Moving south into the Snake Basin and temps are expected to increase another 5-10 degrees on average. Boise is set to have consecutive 80-degree days on the 4th and 5th, and other than a brief flirt with high 60’s, should stay in the 70’s through May 17th.
While the Northwest is moving into a warm front, San Jose is prepping for the opposite direction. Temps will stay in the 90’s through tomorrow (setting a new 10-year record on the 3rd as well), before quickly dropping back into the 70’s for what currently looks like the rest of the month. Degree days in May could be very relaxed for San Jose.
The other side of the NP equation is warmer as expected. Sacramento’s forecast has moved up a few degrees for the next week (compared to yesterday’s forecast), and is now pushing for a high of 94 tomorrow, 18 degrees above normal. If the AC wasn’t turned on yesterday, it definitely will be for the next few days, though that too will be short-lived as temps sittle back into the high 70’s thereafter.
Curious how the this year’s weather has stacked up against the past few years? Weather Actuals holds your answers as you can compare any date in 2017 to the historical 10-year average, the Min, the Max, or the average from each of the past three years. Burbank for example will be entering three-year highs beginning on the 3rd after closely following the 10-year average for the past couple weeks.
Columbia dams continue to report week-over-week drops in flow as the end of the draft cascades down the river. The Pend Oreille increased week-over-week by 433 CFS, and the Spokane River is holding steady at just under 20k CFS.
In a change from most weeks, the 10 Day River Forecast Center is projecting considerably lower than STP especially moving into the period after the coming heat wave. STP is projecting nearly 1400 MW more than the RFC on May 6th, for example. Today’s RFC forecast is actually slightly lower than yesterday’s as well.
With Spokane, Kalispel, and most of Western Montana prepared to touch 80 degrees, we should expect the actual snow depths to come dangerously close to falling below the average curve in the following days. The average began its decrease in mid-April while the 2017 line has been mostly flat since April 20th.

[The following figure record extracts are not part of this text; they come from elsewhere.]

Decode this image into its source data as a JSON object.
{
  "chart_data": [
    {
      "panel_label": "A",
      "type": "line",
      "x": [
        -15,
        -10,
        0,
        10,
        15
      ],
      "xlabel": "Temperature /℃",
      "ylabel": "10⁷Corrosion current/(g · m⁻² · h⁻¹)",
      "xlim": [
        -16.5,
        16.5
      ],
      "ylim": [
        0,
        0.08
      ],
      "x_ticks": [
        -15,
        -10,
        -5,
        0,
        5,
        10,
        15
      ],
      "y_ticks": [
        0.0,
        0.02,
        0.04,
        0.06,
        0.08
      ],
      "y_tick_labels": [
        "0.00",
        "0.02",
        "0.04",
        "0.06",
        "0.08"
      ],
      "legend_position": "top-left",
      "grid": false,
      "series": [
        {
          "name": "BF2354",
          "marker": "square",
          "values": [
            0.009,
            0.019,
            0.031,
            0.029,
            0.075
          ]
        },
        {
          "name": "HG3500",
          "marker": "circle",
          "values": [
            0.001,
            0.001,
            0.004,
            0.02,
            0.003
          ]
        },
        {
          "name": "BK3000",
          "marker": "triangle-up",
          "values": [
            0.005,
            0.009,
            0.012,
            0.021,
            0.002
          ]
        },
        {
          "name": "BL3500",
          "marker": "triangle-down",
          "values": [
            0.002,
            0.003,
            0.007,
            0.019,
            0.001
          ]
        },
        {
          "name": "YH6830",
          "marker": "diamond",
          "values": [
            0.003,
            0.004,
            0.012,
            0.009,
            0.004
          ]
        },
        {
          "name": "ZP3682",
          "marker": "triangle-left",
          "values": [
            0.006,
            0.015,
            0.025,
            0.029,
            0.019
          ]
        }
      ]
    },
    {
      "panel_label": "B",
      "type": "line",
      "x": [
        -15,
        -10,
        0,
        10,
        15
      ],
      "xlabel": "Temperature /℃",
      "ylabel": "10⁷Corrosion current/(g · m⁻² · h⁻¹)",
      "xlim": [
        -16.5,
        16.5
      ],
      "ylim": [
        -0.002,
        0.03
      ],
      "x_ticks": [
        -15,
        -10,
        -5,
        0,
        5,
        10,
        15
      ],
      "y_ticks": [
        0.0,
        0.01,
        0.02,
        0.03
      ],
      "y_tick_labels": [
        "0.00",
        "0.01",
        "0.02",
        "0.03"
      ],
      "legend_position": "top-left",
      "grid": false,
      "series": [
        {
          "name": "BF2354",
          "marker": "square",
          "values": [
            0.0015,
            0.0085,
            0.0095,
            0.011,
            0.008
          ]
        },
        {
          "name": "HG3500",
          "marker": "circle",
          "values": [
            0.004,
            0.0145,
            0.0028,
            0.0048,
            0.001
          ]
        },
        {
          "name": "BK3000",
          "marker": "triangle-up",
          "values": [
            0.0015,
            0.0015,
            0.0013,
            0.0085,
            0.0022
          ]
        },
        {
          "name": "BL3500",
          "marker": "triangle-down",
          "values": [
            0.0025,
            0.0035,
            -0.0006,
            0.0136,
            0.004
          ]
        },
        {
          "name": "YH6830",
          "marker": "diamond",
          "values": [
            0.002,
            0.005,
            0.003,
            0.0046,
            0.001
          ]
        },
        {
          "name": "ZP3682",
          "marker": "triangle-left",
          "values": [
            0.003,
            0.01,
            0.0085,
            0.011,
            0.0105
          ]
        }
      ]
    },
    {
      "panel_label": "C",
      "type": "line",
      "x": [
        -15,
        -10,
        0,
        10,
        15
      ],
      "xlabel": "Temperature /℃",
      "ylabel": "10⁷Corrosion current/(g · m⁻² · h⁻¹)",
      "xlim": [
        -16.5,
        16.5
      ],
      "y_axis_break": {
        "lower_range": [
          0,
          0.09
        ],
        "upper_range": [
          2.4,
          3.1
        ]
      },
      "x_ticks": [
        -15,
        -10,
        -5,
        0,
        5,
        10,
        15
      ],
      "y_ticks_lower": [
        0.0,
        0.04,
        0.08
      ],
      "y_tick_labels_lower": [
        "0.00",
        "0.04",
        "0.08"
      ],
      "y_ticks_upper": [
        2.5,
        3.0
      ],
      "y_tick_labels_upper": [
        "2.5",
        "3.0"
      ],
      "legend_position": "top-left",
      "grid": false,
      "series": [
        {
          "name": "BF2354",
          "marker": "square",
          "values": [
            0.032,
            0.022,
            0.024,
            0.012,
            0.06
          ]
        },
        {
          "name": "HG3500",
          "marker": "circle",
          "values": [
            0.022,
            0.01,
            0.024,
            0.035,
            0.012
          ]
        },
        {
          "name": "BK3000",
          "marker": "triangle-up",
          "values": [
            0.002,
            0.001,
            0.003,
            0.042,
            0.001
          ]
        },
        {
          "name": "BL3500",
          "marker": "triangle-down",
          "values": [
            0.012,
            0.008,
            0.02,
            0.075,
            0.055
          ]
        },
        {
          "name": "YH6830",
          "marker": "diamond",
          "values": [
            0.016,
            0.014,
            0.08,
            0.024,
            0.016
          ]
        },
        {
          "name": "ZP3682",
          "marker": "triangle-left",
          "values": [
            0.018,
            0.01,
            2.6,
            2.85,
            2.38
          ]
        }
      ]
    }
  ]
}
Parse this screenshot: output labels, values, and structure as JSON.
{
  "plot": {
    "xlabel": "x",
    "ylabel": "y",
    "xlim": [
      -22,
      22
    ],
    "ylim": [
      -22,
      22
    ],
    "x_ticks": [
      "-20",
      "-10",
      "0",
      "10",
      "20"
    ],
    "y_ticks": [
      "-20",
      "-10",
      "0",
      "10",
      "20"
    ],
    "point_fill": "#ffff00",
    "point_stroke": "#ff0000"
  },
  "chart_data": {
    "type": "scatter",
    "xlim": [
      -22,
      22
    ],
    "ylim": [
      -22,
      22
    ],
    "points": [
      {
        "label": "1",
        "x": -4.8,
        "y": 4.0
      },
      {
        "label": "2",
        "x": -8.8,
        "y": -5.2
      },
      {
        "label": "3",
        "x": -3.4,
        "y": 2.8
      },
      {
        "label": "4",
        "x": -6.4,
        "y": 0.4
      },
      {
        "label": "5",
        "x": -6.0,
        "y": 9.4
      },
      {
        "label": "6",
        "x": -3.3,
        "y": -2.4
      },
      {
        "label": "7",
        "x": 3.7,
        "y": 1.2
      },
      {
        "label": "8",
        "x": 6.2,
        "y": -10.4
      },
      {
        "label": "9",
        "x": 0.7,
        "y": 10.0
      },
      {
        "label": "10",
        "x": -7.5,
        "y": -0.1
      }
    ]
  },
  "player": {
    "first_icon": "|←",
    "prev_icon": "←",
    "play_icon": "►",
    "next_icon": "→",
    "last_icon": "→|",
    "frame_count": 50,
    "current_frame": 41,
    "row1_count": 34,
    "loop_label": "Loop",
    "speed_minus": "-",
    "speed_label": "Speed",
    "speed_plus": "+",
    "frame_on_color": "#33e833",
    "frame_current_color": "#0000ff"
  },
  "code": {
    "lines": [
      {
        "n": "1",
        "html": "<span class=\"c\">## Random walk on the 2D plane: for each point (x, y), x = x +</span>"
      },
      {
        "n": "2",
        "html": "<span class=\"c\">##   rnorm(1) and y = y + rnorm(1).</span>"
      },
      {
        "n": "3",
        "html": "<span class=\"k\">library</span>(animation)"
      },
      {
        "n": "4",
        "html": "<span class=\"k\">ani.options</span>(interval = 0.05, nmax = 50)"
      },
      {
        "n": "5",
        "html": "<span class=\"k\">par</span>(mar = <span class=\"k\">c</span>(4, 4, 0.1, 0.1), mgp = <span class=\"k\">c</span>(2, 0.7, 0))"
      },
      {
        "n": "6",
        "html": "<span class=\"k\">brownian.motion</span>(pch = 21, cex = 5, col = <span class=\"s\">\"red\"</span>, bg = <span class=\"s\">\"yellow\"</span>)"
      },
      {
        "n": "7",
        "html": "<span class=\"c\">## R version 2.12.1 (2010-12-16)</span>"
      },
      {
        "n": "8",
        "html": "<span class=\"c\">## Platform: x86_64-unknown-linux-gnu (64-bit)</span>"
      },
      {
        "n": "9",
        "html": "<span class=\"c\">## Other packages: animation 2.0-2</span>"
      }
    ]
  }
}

Gas outages increased again over the weekend, settling at 5319 MW yesterday, an increase of 856 MW. Despite the increase, gas outages are still well below the average of April. In other movements over the weekend, hydro outages increased 100 MW and solar dropped from 123 MW to 13 MW.
Line flows dropped to as low as 1728 MW on Saturday before quickly recovering to 3928 MW just 12 hours later, the weekly high. Yesterday generated a daily average flow of 3147 MW, directly in line with the weekly average of 3112 MW
Very heavy imports from BC yesterday as flow dropped to -1693 MW at 1 PM, easily the lowest point of the week. This drop was sustained long enough to push the daily average down to -513 MW compared to the weekly average of 828 MW (a net export).